Ian Fleming Transcription

"
Duddly Hotel
Brighton

Friday Eve 
My Poor Will,
   Any moment now, the great annual cow-pat, warm from the anu mondi (grammar right?), will plop upon your back. There will come the grunt of pain that only the elite among dung beetles is capable bonding, the limbs will bend like so many angle-poise lamps (MKII) + then slowly, courageously straighten themselves to lake the extra load and the brave beetle, cursing as only dung beetles can curse, will be on his way again down to Camel track under the hot sun, extending petulant sheets of quilt paper?
         Right?
         Right?
         Now because I am not at the helm, this pat comes to you uncorrected, so be an angel + write "Uncorrected Typescript" boldly on the front. Second, expect many small errors such as 'Scout' instead of 'Secret' (!) on p. 28
   And I really don't want any other than you + Michael to see it in the present form as I feel it needs much improvement.

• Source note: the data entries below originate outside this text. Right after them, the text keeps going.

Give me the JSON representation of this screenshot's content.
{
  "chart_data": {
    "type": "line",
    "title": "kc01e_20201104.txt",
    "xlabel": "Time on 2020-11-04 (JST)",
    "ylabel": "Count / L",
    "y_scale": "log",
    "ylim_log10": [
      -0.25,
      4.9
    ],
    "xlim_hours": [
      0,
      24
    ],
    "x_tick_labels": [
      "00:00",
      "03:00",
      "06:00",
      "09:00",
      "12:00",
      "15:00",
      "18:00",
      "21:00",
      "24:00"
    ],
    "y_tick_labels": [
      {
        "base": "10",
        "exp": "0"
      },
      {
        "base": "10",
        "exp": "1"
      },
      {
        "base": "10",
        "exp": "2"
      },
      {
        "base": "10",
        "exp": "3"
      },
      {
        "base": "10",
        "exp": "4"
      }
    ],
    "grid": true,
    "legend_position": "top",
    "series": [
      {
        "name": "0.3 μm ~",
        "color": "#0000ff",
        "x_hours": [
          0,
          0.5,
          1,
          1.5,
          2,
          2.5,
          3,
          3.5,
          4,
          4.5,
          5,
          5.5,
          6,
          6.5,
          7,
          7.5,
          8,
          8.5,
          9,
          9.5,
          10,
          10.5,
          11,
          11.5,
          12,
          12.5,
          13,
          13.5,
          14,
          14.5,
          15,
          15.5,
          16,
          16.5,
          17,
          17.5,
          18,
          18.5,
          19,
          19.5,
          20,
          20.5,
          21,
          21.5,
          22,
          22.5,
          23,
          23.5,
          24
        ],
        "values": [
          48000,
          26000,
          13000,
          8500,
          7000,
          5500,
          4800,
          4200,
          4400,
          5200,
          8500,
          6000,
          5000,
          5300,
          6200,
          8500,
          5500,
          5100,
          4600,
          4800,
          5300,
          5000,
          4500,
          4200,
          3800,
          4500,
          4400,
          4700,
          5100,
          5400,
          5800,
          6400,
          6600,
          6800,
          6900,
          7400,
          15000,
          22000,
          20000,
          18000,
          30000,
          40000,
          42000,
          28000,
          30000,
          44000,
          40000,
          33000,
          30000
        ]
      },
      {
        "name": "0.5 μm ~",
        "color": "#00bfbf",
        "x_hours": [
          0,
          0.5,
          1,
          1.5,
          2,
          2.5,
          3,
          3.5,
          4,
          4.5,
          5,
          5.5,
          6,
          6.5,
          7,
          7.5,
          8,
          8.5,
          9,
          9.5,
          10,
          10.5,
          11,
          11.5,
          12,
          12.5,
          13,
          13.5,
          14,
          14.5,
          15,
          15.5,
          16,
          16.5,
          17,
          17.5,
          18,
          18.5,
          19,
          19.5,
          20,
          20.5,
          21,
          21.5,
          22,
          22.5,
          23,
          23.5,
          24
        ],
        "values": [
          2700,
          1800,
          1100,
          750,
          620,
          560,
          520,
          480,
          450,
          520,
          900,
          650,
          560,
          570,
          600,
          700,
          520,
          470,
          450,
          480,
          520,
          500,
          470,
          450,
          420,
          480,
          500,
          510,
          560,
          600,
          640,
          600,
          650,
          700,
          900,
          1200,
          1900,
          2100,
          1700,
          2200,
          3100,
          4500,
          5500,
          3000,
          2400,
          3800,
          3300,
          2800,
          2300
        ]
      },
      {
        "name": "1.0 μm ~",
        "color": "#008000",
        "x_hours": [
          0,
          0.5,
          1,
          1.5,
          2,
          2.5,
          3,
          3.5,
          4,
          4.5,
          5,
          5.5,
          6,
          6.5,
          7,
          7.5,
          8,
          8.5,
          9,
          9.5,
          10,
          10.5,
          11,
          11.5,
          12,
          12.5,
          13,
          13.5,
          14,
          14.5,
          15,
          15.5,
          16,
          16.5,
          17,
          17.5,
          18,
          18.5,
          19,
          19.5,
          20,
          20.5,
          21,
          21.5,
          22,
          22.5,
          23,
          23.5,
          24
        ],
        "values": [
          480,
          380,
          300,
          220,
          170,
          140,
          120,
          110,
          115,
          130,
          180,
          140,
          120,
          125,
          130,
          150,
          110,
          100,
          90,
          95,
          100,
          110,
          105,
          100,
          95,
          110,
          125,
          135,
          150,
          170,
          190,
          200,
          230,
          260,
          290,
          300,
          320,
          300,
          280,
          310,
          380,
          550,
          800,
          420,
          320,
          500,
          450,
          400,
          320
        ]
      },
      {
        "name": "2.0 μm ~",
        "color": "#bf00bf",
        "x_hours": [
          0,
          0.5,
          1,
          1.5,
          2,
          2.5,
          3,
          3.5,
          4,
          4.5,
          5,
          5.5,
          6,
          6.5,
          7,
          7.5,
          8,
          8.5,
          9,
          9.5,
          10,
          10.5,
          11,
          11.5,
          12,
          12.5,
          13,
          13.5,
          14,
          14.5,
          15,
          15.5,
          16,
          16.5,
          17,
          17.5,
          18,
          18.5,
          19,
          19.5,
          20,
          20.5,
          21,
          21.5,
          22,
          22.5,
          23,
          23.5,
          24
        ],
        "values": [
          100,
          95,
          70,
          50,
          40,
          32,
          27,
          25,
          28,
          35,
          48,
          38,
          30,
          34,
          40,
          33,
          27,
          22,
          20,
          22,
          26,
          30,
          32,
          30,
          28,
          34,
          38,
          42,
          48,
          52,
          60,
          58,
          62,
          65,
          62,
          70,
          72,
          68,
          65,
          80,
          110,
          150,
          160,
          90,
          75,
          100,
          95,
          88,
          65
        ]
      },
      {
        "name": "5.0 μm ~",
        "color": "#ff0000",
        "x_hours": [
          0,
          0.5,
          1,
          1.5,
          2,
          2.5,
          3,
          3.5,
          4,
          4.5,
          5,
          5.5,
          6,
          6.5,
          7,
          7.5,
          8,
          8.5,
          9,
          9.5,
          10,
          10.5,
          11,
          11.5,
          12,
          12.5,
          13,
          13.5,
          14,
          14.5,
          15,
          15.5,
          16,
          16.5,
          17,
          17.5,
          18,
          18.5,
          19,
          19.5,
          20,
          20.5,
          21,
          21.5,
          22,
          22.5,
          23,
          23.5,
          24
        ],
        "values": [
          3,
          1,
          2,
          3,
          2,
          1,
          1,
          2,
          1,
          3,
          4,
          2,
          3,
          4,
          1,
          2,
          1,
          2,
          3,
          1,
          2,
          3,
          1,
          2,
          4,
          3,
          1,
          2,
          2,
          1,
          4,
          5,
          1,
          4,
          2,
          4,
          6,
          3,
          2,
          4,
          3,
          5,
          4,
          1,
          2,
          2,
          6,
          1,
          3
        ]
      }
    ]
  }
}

  I would personally like to take it back to Jamaica + paint the lily next year, thus skipping a year, which will do no harm, halving Cape's profits for 1965, which they probably deserve, + giving myself about the right-sized stint for my next semester.
  
 For this is, alas, the last Bond and, again alas, I mean it, for I really have run out of both puff + zest, and I would not like to short-weight my faithful readers of the ___ service. But we will talk about that.
   Anyway, was it him, + don't wince the words. There is no point in doing so.
   I am here for another good 10 days. In bed, dammit! But promised an outing to the xray monster tomorrow!! These snip-codas have really got me on my knees. But I have a darling nurse with whom I hold deliciously infantile conversations. "That is the west Pier. It is very pleasant to walk upon piers." 
"You might play bingo on the pier. It is an amusing game.' Yes, it would be fun to play bingo on the pier." etc. etc.
   Quite a change from the rich ___ I am used to with Annie who comes tomorrow. The contrast is so sharp that the last time she came down for lunch she put my pulse up to 120!
   Annie was excellent. Just wading through a II class exhibit by a chap called O.F. Snelling, published by Spearman. Even Shakespeare never had it so good!
Much love,
Ian
P.S. Congrats on "The Curfew" -But not enough about you in the ____!

"


1 comment:

  1. Interesting use of the phrase "paint the lily." "Gild the lily" is perhaps more common, no? Note the wordplay on the title of the catalog displayed at the Lilly Reading Room desk: "Gilding the Lilly" (this was the title of the anniversary exhibition of medieval manuscripts).